Appearing and Disappearing Pre-Paid Cards
To connect to the Wi-Fi networks, users must purchase a Nauta pre-paid card. One-hour cards are sold at ETECSA locales at the official price of 2 CUC. These Nauta cards, which are ultimately navigation permits, are also procured under a half-pirate, half-corsair flag, an eminently Cuban invention. Let’s have a look.
On Tuesday, October 6, during the airing of the Cuban evening news, journalist Boris Fuentes joined the line of people waiting outside the ETECSA office on Aguila Street, Centro Habana as one more customer, without a microphone or camera.

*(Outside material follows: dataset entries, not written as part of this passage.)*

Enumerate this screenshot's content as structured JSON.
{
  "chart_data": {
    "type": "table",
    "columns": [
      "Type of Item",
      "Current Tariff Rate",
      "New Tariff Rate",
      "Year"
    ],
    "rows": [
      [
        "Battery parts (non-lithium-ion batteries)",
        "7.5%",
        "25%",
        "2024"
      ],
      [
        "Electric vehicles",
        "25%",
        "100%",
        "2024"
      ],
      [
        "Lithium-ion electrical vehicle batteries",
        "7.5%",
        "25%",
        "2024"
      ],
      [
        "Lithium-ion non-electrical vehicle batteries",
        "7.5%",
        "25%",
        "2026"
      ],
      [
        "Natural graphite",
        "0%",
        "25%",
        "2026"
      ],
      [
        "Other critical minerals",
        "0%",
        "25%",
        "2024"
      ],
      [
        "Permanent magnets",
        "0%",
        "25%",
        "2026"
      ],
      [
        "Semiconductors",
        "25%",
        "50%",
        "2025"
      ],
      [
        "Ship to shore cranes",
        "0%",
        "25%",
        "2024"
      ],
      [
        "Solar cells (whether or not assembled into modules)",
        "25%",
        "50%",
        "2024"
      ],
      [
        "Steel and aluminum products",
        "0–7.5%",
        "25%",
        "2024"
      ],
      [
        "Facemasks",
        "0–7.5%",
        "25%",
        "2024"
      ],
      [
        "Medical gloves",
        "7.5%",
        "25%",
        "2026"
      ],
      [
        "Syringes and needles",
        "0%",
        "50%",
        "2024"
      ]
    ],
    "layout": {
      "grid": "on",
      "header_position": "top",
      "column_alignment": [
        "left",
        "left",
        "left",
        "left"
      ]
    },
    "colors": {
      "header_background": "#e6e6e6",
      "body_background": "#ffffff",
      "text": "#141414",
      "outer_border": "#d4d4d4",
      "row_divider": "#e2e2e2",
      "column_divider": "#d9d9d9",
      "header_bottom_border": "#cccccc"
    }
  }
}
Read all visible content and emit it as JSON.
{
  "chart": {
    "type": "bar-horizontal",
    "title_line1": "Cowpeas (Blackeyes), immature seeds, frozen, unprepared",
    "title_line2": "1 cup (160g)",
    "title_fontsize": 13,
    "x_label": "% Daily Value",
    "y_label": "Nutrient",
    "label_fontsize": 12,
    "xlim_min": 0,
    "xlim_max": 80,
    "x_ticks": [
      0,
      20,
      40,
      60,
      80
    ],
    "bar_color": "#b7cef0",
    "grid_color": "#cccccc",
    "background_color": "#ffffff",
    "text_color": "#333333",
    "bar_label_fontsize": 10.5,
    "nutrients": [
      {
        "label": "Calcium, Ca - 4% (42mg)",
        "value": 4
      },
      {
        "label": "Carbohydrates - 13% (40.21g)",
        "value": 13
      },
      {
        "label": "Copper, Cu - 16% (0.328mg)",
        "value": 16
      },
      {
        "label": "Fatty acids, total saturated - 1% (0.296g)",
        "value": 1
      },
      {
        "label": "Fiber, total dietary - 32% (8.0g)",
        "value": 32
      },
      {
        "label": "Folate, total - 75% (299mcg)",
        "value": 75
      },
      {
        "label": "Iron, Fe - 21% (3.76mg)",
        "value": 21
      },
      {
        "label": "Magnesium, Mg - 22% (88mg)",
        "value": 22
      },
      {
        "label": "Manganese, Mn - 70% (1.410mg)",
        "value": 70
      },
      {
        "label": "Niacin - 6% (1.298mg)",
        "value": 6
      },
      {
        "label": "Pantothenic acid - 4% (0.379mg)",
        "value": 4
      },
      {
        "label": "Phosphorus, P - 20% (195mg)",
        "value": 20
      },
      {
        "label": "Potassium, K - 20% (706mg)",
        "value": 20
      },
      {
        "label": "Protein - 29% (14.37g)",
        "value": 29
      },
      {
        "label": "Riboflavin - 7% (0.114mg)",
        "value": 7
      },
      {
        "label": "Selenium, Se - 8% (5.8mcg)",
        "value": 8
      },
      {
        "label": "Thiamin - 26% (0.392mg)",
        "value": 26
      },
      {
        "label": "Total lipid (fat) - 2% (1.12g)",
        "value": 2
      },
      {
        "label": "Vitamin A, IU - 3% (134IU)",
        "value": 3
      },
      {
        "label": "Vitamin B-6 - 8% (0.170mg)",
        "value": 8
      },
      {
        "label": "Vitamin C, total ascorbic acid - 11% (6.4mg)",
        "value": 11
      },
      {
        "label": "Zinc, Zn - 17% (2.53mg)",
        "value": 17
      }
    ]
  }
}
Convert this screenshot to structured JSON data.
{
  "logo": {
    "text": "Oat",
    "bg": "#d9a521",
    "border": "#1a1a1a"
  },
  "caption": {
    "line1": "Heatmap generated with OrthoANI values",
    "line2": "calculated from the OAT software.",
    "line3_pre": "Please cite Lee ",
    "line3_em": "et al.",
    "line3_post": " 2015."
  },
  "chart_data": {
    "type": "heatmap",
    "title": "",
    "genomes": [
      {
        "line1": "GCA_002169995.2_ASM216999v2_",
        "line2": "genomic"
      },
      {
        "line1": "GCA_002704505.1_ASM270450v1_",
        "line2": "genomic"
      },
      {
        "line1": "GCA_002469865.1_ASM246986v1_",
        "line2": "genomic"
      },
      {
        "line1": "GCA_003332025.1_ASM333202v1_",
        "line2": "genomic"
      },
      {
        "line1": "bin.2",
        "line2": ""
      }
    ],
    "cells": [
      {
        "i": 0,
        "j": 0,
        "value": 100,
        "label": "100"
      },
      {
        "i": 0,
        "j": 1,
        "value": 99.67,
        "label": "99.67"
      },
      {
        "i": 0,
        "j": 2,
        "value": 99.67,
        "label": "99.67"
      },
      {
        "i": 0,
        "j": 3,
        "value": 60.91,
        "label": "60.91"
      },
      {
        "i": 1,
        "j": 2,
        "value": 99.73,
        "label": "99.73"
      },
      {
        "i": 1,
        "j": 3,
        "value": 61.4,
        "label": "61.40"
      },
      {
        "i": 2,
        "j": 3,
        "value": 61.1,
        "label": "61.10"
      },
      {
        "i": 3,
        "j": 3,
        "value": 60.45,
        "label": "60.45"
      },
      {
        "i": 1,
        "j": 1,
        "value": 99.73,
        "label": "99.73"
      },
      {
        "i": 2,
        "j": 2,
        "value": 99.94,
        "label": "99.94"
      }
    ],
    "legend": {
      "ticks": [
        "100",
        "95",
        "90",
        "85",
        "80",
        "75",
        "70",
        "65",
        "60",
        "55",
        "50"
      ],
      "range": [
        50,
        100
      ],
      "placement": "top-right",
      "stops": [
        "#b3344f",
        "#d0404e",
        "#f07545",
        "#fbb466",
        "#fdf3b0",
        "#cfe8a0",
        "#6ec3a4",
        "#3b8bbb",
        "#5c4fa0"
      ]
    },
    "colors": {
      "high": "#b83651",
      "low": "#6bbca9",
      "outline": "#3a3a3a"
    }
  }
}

He asked the door person / custodian (we don’t know whether he gets paid for both jobs) if any pre-paid cards were available. The answer was “no.” Immediately, he came back with the cameras and microphone and asked the same question. This time around, the answer came from the manager, who said that there were cards available. The door person told the cameras he hadn’t been informed of that. The manager said she had delivered 200 cards to each clerk early in the morning and that these had run out, so that she made a second delivery.
The door person / custodian, who deals directly with customers and represents the last link in the chain, thinking the chain would break because of him, insisted he had not been informed of this, several of those present told Progreso Semanal.
The customers waiting in line there and other places visited by the journalist had harsh things to say about the services offered. One of the people interviewed said that the person ahead of him in the line had bought 100 pre-paid cards and that, when he got to the counter, they had run out.
Obviously, the moneyed buyer (who paid 200 CUCs) is one of the many who stand on corners where Wi-Fi services are offered, reselling the cards for more at key hours. However, people don’t see the solution to be found in limiting the number of cards sold to each customer, but instead to produce enough cards to meet the growing demand.
Journalist Fuentes asked why the cards were suddenly available when he showed up with the cameras, when they hadn’t been moments before. Needless to say, the inefficient employees and their accomplices suddenly saw their faces on the TV and got a good scare.
Pirates and Corsairs
At Havana’s Rampa area, the Fe del Valle Park, Marianao or any place with a Wi-Fi hot spot, you are likely to run into these characters whose style, voice and ability to vanish in the blink of an eye recall the drug dealers we see in numerous films. In the movies, these fellows say something like “I’ve got some good shit.” Wi-Fi card resellers say “I’ve got cards.” Are they selling the same cards that appear and disappear at ETECSA locales as if by magic? They put their own value added tax that can range from 1 to 2 CUC over the official price, depending on the time of day and how desperate the buyer seems.
People are of the opinion that this rare blend of pirate and corsair “has suppliers in some of the official sale points.” That, at least, is what Anibal, who has been waiting for more than an hour to buy a card to speak with and see his brother, tells us.
“It’s bigger than that,” a young man named Orlando interjects. “There are (official) sellers who hoard up around 10 or 20 cards to sell them to these unofficial vendors.” Opinions we’ve heard abound and seem to be spreading with greater speed than that afforded by the Wi-Fi networks. That, incidentally, is another problem users complain about: the unstable connections.
A Market Niche
They say Cubans can do just about everything under someone’s nose. As it turns out, it’s not always exactly “under.” As we walked down the San Rafael Boulevard at around 11 at night and neared the intersection with Galeano Street, where the Fe del Valle Park is located, we stepped on an electrical cable. It caught our eye. Indeed, it was a thick, electrical cable, and it cut across the boulevard, leading to the park area, a Wi-Fi hotspot. We looked in two directions, trying to see where the cable ended and where it was coming from.
The cable came down over the wall of a place that was completely dark, cut across the street and ended at a “hub” with four plugs. There, several users had connected their laptops, not having to worry their batteries would run out, something that happened to Adolfo and Cristina. They had been chatting with their daughter in Miami via IMO and, “a few days ago, while conversing, the battery run out. That won’t happen again.” That’s important, considering he was telling his daughter things such as “I’ll be sending the okra you like so much with your aunt Hilda.” Though the couple did not hesitate to tell us about the personal matters they were talking about with their relatives, telling us how much they were paying for the electrical plug (and who charged them for it) was like crossing a line. “I pay for the time I use,” Adolfo said with a smile on his face.
We approached other users interested in meeting and interviewing the Cuban who had found this niche in the market, a stone’s throw away from home, but to no avail. We left thinking about that popular phrase, “Cubans sure know how to make a buck with anything.”